OPINIÃO DE SÍLVIO NAVARRO - O Brasil no fundo do poço
Perseguições e censura aplicadas pelo STF e falas de Lula em defesa de ditaduras e terroristas preocupam o mundo — sobretudo os Estados Unidos, onde a liberdade é um direito inalienável
Nos últimos meses, o mundo começou a entender, da forma mais clara possível, o que está acontecendo no Brasil: a sociedade se tornou refém de um consórcio de poder que persegue, censura e, em alguns casos, prende quem não for submisso ao novo regime. Essa junta autoritária é formada pelo presidente Lula da Silva e pelo Supremo Tribunal Federal (STF). Somam-se a essa ditadura disfarçada atos diplomáticos de um governo que perdeu a vergonha de se alinhar a países como Venezuela, China, Rússia e Irã, e de dar guarida ao terrorismo que assola Israel no Oriente Médio.
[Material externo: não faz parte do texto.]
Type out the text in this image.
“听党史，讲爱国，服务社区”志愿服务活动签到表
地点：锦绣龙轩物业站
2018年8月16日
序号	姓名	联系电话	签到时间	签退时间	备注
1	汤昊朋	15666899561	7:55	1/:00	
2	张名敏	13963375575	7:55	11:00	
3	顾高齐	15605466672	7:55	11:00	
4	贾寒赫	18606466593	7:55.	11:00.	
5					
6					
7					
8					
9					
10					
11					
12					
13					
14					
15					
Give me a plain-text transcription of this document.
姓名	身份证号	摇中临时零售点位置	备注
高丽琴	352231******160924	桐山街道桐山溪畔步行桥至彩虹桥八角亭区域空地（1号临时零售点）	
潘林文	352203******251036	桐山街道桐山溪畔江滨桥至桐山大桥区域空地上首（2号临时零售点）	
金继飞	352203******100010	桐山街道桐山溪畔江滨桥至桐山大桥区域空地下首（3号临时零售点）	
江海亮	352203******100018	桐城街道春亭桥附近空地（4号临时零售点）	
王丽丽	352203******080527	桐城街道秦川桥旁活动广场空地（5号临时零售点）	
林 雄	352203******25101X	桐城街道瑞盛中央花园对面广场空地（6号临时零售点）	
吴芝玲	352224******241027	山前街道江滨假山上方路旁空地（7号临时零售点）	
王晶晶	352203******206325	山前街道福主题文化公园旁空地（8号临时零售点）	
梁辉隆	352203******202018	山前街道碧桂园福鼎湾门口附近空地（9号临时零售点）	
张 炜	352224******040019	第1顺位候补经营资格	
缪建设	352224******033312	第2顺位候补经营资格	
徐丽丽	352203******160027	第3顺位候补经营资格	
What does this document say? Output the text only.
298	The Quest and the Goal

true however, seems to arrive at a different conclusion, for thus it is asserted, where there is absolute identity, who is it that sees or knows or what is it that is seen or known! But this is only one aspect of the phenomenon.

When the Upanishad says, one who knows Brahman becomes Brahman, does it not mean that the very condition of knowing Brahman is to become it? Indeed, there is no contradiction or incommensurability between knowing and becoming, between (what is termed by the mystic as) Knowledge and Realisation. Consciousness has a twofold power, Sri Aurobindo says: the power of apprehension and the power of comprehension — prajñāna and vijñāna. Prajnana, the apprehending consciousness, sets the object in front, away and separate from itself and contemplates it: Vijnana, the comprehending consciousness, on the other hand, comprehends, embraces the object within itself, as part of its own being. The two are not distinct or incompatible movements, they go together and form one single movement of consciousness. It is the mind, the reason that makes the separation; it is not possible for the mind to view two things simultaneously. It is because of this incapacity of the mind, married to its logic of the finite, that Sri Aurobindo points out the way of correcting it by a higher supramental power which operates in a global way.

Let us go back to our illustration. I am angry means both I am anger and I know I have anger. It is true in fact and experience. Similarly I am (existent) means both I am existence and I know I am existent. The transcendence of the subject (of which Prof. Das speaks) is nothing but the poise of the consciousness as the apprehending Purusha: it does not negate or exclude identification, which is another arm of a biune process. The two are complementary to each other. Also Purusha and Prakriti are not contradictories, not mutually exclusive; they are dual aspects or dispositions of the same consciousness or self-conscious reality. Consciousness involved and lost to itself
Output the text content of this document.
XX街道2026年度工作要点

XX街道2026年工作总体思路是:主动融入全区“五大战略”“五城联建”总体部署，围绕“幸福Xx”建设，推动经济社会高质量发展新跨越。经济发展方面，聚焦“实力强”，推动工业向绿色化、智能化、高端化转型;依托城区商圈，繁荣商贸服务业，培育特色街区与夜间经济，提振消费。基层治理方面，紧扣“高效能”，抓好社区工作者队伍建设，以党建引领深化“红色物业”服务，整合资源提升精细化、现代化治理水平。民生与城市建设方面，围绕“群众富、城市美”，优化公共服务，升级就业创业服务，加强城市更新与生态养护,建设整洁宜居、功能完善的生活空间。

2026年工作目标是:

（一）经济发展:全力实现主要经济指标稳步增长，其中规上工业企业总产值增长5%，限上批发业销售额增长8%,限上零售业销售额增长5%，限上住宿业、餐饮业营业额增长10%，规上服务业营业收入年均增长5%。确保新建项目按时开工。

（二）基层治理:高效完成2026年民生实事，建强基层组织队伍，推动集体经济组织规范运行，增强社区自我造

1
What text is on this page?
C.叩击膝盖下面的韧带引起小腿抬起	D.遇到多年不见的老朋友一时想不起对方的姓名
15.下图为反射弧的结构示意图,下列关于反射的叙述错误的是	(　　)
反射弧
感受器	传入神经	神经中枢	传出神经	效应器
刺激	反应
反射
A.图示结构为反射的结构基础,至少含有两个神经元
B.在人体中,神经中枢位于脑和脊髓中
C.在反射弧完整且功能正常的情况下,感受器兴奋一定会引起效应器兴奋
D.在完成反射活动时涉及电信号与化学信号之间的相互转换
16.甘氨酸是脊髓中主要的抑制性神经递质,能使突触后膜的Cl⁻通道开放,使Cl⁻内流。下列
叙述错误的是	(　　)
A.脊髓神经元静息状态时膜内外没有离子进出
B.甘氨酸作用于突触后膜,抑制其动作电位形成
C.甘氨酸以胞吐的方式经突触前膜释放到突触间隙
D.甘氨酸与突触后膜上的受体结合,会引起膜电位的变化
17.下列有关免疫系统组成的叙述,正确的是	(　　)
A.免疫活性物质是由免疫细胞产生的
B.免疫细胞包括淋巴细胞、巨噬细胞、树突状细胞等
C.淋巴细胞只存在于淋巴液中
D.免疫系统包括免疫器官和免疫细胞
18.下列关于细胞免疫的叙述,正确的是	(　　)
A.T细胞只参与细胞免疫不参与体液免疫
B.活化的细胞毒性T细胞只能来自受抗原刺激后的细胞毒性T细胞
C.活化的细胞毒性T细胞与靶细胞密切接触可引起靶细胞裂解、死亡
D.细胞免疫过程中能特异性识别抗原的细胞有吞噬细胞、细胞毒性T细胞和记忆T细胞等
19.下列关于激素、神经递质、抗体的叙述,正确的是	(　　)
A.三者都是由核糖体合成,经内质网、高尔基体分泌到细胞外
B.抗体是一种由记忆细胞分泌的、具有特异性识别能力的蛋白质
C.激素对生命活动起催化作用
Tudo isso ficou ainda mais explícito nesta semana.
No momento em que os principais jornais e o Congresso americano mostravam preocupação com o cerceamento de liberdades constitucionais e com a agenda ideológica do PT, Lula viajava a Nova York para a Assembleia Geral da Organização das Nações Unidas (ONU). Levou uma caravana com mais de cem pessoas, a um custo milionário e ainda sigiloso, para vê-lo discursar.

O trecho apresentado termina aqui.